Even the queerest penguin of color out there has concerns about the status of literature in a society where “avid readers” mostly stick to YA sensations and bestselling dog memoirs, of course. What makes the writing of white men so fascinating and funny is how even reasonable points come to be fueled by a sort of subconscious anxiety about the status of white men themselves. And to be clear, I don’t even mean that white men want to remain at the top of the status heap, or kick, say, Anne Carson to the curb. I mean sure, sometimes you get a “piece” so churlish and unreasoned that it cannot be explained any other way, like Isaac Chotiner’s recent declaration that Chimamanda Ngozi Adichie is the “most insufferable author” on the thin grounds that he didn’t like some of her mild remarks about American readers. But it’s not usually that way.
Where I’ve most noticed the anxiety in operation lately is actually in the white male critic’s review that seeks to correct certain gender imbalances in literature as a whole, and then… fails utterly in the attempt. Last summer, I wrote a piece for Slate about one of these, a review of James Wood’s review (oh boy) of Sheila Heti’s novel How Should a Person Be? The review, I thought, was very weird: noncommittal, puzzled, and as I put it at the time, “written with the air of one holding the offending item out at arm’s length, sniffing warily.” I kind of felt I’d proven my point when Wood told another publication that he thought his review was not negative, apparently already forgetting that he’d questioned Heti’s emotional age therein.
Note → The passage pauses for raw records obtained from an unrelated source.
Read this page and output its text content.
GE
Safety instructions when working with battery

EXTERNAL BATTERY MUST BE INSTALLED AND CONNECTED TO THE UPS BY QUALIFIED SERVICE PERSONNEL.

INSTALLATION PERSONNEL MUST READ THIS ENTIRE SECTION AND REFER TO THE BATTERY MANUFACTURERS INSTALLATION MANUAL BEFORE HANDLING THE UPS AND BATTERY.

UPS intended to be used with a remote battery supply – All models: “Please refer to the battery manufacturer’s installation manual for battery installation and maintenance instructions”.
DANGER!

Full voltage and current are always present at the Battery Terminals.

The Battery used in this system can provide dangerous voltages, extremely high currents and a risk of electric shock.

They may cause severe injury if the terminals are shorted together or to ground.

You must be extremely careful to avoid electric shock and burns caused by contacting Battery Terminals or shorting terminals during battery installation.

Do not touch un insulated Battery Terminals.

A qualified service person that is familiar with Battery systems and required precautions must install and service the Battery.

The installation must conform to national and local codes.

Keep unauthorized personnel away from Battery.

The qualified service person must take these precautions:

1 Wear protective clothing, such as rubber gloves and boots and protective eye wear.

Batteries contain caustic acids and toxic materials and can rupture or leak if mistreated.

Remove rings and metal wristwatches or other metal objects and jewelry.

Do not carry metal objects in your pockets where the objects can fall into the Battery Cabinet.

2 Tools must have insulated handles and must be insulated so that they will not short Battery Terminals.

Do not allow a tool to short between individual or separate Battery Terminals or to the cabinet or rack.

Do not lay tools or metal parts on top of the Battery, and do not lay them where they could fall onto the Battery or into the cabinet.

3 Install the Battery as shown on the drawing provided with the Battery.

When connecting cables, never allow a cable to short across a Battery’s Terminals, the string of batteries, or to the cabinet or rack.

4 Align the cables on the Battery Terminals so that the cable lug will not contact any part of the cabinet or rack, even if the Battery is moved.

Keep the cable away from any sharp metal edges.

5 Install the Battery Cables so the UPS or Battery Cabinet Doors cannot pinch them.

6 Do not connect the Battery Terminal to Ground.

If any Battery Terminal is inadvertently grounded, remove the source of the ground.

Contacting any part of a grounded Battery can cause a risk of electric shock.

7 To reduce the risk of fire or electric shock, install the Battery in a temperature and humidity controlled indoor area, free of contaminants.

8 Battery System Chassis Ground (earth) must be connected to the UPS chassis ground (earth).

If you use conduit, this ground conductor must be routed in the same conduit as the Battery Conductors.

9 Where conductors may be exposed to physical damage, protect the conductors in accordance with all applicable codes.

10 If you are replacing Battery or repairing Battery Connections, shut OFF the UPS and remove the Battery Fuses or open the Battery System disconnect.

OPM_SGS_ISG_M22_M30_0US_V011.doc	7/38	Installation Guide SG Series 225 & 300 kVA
More recently, the anxiety monster reared its head in Adam Kirsch, at Tablet, reviewing Rachel Kushner’s novel The Flamethrowers with a long and ultimately unintelligible prelude about a panel on women and criticism. Then he added a ham-fisted point about what kinds of qualities are viewed as “male” and what as “female” in books: The Flamethrowers was “a macho novel by and about women, which may explain why it has been received so enthusiastically by the critics.” Disclosure: I chaired the panel, and appreciated the mention, though I thought Kirsch… rather missed the point. To my knowledge, no one at the panel seriously suggested that there was anything inherently “macho” about any kind of writing, but then we can’t be responsible for the way someone heard us, I guess.
Come to think of it, Kirsch’s mishearing might be a great metaphor for the problem. It’s not that these “white men” can’t comment intelligently on gender issues in the abstract; it’s that in practice, too, they seem to be in such a rush that they either misconstrue good points, or paper over them with their own, sometimes half-baked thoughts. It takes Brueklander, after all, three-quarters of his piece to get to the “much-discussed” VIDA statistics, which he dispenses with again in the space of a link. One wonders about the degree to which he thought he was telling us something we didn’t already know about the state of American literature. There’s a lesson somewhere in that, one about listening and processing and taking the time to carefully consider the input of others to write a more precise piece. But then, that’s not the way even well-meaning white male critics seem to do things, these days.